Listen to the full episode below, or read on for excerpts from our interview.  Partial Transcript Below:  Kogonada on the cinematic appeals of “After Yang” as a story: There were a few ingredients that felt really interesting and [were] just where I was in life then, and still now it felt like I really wanted to explore them more. Certainly memory is one, and even the way we engage the life of others. There was something like knowing that I could expand that and understand even memory as a sense of time; a death that wasn’t really a death, as we know it. Really kind of having to contemplate non-existence, not through the lens of a human being, but obviously it relating to our own humanity felt really promising.

And then also the idea that this robot was a construct of Asian-ness. I could deeply relate to this idea that he wasn’t really Asian, but he existed as an Asian and wanted that as well. And maybe he was too, you know, maybe he was like just getting to the essence of what that even means. It was such a short, lovely, well-told story, but I could see the promise of it being the kind of film that I would want to watch. It had that sort of seed and promise of something that felt like it could be cinematic. And I also loved a sci-fi world that was domestic.
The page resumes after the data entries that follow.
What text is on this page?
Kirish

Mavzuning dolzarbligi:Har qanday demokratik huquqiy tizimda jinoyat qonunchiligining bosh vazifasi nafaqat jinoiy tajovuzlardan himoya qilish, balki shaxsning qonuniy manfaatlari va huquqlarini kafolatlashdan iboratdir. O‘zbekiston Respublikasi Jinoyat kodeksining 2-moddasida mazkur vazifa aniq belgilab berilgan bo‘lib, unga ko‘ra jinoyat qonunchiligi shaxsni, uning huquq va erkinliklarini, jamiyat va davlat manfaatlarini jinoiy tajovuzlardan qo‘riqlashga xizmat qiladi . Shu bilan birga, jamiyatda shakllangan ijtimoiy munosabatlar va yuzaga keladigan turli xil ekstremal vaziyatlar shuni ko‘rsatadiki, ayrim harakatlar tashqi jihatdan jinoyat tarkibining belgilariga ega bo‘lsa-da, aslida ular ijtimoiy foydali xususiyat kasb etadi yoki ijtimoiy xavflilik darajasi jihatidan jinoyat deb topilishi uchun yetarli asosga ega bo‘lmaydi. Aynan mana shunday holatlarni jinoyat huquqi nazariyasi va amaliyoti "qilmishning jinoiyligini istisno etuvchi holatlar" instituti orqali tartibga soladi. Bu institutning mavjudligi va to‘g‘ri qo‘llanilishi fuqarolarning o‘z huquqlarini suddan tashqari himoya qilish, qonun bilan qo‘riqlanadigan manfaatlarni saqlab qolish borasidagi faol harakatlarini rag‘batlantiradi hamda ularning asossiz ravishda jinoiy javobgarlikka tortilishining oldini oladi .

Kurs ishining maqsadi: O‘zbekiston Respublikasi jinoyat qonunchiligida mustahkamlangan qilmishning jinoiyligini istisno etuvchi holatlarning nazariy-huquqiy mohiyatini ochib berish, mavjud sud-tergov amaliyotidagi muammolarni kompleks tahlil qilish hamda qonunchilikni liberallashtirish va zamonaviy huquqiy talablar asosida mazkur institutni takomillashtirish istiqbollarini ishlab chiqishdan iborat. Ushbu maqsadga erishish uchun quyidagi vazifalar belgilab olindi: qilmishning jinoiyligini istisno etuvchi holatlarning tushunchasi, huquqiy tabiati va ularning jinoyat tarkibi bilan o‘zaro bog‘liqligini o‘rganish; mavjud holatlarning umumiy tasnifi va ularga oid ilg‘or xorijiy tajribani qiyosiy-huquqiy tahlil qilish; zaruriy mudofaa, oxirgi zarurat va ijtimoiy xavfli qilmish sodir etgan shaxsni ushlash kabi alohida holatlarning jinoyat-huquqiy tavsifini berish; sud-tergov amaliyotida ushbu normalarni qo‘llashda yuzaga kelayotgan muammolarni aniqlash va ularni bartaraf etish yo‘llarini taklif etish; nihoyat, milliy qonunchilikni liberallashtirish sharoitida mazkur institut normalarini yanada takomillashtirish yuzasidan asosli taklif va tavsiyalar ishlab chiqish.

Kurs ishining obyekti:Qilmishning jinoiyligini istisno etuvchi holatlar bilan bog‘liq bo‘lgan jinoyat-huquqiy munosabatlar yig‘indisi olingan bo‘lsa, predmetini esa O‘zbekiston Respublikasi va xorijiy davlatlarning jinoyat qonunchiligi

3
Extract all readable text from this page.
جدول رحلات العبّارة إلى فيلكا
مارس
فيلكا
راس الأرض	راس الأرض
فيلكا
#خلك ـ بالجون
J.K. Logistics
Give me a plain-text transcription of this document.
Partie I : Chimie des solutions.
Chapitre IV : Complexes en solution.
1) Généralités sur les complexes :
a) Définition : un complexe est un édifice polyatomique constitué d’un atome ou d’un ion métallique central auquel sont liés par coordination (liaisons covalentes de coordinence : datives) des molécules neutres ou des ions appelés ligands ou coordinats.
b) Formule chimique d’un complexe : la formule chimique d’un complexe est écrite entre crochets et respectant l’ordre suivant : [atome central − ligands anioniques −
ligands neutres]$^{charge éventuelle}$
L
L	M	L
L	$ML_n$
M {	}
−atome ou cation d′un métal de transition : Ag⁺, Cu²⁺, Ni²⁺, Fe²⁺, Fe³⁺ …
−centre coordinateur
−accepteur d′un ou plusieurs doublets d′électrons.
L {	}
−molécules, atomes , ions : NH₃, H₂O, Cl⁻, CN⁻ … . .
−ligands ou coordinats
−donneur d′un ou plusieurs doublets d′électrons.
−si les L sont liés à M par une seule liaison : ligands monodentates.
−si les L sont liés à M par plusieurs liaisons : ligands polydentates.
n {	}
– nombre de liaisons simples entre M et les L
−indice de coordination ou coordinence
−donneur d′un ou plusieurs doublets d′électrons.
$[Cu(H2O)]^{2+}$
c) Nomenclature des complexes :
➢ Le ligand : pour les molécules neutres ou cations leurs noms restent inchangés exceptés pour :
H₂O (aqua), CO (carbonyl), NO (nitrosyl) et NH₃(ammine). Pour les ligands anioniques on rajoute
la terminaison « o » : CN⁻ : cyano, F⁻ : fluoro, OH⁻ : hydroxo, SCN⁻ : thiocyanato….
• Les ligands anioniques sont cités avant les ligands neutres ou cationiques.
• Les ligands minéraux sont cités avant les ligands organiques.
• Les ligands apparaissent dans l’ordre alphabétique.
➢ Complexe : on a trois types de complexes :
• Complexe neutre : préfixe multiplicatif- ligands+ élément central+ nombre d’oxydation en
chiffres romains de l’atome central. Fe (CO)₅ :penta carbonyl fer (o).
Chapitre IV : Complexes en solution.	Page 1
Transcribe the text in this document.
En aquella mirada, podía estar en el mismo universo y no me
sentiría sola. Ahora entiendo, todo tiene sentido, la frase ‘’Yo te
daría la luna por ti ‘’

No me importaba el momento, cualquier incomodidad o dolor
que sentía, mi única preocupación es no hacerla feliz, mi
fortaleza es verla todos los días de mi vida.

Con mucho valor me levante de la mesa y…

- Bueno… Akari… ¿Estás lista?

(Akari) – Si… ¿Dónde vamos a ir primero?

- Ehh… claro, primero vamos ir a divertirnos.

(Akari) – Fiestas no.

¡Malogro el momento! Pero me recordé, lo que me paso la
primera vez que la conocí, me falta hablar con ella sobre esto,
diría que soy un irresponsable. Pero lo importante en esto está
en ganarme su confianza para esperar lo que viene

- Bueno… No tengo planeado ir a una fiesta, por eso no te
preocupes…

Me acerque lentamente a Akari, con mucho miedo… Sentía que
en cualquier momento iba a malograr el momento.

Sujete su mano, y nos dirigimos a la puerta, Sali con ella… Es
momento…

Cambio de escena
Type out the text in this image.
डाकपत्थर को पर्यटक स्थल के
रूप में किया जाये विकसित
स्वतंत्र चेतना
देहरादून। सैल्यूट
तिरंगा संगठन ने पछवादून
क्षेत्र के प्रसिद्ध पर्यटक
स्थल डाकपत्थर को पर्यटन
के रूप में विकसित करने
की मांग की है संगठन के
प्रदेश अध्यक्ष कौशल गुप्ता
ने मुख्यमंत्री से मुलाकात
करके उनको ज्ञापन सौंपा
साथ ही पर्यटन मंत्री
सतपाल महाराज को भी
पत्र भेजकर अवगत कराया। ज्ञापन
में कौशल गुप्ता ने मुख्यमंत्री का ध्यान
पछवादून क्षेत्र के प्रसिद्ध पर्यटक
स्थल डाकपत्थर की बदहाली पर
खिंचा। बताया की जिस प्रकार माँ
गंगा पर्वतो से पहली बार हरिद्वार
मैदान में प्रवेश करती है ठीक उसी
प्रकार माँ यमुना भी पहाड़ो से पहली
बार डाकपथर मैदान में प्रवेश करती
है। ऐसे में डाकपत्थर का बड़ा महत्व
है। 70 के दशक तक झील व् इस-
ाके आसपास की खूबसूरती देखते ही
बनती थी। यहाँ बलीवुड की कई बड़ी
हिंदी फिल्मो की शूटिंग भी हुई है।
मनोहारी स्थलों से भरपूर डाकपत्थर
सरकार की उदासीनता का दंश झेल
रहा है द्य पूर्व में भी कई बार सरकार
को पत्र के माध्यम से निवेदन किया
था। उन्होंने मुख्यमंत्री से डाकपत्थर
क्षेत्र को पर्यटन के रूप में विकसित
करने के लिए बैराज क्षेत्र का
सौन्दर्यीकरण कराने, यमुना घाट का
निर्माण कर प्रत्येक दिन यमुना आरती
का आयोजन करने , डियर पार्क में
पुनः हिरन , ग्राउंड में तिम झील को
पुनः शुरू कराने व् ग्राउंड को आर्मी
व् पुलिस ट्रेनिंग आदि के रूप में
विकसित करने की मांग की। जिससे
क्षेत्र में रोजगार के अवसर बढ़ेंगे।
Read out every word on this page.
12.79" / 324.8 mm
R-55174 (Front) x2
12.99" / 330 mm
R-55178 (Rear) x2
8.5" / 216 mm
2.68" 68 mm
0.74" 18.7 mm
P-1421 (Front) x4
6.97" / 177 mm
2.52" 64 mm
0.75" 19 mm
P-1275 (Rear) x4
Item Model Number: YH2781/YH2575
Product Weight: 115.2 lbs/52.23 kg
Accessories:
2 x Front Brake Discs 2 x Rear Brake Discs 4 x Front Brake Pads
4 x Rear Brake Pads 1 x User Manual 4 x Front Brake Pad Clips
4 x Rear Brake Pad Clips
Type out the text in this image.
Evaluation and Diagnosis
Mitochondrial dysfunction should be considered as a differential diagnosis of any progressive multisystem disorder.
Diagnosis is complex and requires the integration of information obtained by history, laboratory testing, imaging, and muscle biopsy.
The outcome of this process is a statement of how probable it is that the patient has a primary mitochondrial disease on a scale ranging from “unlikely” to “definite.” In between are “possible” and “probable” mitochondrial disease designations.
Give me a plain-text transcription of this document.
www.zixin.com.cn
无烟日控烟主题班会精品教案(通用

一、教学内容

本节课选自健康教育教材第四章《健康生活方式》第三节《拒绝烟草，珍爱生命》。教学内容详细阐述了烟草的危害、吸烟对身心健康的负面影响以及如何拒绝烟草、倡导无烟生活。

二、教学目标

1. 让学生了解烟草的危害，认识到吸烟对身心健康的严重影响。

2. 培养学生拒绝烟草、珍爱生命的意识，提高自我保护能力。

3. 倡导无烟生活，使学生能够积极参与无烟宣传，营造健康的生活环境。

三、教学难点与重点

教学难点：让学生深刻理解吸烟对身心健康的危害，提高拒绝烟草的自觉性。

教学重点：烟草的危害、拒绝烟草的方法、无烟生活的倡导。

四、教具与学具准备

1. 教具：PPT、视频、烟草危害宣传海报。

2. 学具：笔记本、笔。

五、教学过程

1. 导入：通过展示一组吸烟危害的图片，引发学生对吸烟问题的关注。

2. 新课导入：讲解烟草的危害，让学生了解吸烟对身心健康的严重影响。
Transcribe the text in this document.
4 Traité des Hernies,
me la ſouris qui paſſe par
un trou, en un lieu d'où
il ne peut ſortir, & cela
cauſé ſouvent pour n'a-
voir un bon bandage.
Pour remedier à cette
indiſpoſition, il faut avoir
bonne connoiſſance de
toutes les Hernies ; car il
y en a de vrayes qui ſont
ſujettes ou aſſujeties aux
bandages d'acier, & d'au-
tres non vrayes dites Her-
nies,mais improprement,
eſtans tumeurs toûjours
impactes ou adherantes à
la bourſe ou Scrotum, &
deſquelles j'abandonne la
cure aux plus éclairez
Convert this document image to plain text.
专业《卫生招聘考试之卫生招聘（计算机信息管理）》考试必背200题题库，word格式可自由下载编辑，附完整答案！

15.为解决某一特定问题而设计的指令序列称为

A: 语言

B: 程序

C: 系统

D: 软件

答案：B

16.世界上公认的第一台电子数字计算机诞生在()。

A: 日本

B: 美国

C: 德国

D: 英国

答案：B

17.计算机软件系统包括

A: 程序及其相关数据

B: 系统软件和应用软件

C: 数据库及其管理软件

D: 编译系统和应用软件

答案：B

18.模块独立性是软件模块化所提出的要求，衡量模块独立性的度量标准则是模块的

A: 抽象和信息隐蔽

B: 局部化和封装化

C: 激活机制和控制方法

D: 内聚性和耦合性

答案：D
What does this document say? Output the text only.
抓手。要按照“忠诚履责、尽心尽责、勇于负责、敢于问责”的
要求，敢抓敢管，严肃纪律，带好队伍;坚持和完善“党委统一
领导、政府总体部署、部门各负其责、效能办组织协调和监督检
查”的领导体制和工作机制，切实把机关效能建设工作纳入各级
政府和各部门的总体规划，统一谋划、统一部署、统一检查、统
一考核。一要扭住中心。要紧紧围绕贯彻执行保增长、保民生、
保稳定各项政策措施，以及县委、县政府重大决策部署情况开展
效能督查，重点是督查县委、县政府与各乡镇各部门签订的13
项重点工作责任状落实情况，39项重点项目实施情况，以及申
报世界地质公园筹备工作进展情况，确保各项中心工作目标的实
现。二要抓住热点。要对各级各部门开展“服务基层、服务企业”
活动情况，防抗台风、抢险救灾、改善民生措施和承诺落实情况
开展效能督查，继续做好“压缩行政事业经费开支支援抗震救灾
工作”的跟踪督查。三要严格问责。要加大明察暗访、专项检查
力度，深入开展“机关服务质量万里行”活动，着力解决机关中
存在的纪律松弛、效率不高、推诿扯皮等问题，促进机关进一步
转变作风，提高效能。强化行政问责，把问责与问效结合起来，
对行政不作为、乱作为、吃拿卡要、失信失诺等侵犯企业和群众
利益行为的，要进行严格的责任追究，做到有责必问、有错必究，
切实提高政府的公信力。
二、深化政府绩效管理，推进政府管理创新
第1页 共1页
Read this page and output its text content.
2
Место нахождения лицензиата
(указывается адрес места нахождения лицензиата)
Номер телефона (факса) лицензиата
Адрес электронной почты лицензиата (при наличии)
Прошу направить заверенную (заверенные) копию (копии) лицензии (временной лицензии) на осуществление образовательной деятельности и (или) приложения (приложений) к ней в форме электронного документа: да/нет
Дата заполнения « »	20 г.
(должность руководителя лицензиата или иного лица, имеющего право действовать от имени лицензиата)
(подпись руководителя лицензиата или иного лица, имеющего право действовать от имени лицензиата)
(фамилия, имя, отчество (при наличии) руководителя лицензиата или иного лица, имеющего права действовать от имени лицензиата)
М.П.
The stakes weren’t about saving the world, but it was about getting through a day, and getting through weeks and months. Kogonada on restructuring the short story for film: The mystery wasn’t any deeper than the fact that the father was recalling some real moments of Yang that made him more than an appliance. And it’s through his memories, not Yang’s at all. So the element in the film was to also explore Yang’s memories. And we have a couple of moments where we were accessing Jake’s memory as well, but the deeper layers of this idea that Yang himself had a deeper life and that went beyond his own life with the family. I think in the short story it’s all contained within the family itself. So I had this idea that he was used and that he had a previous life. And then the real revelation that he had a whole life. Kogonada on the structure of the film: The structure of the film itself is the slow revelation, and for it to be sort of peeled away one at a time and, really, for us to maybe initially, like Jake, to think, you know, at first he thinks he knows — I mean, he’s very simple. And then his first sort of possibility is that maybe he is spying, maybe it’s nefarious. And then we get a hint of someone he sees in a memory that he doesn’t even know. The measuring out of how we get to know Yang was really the whole structure of the film, and what was going to take us to the end.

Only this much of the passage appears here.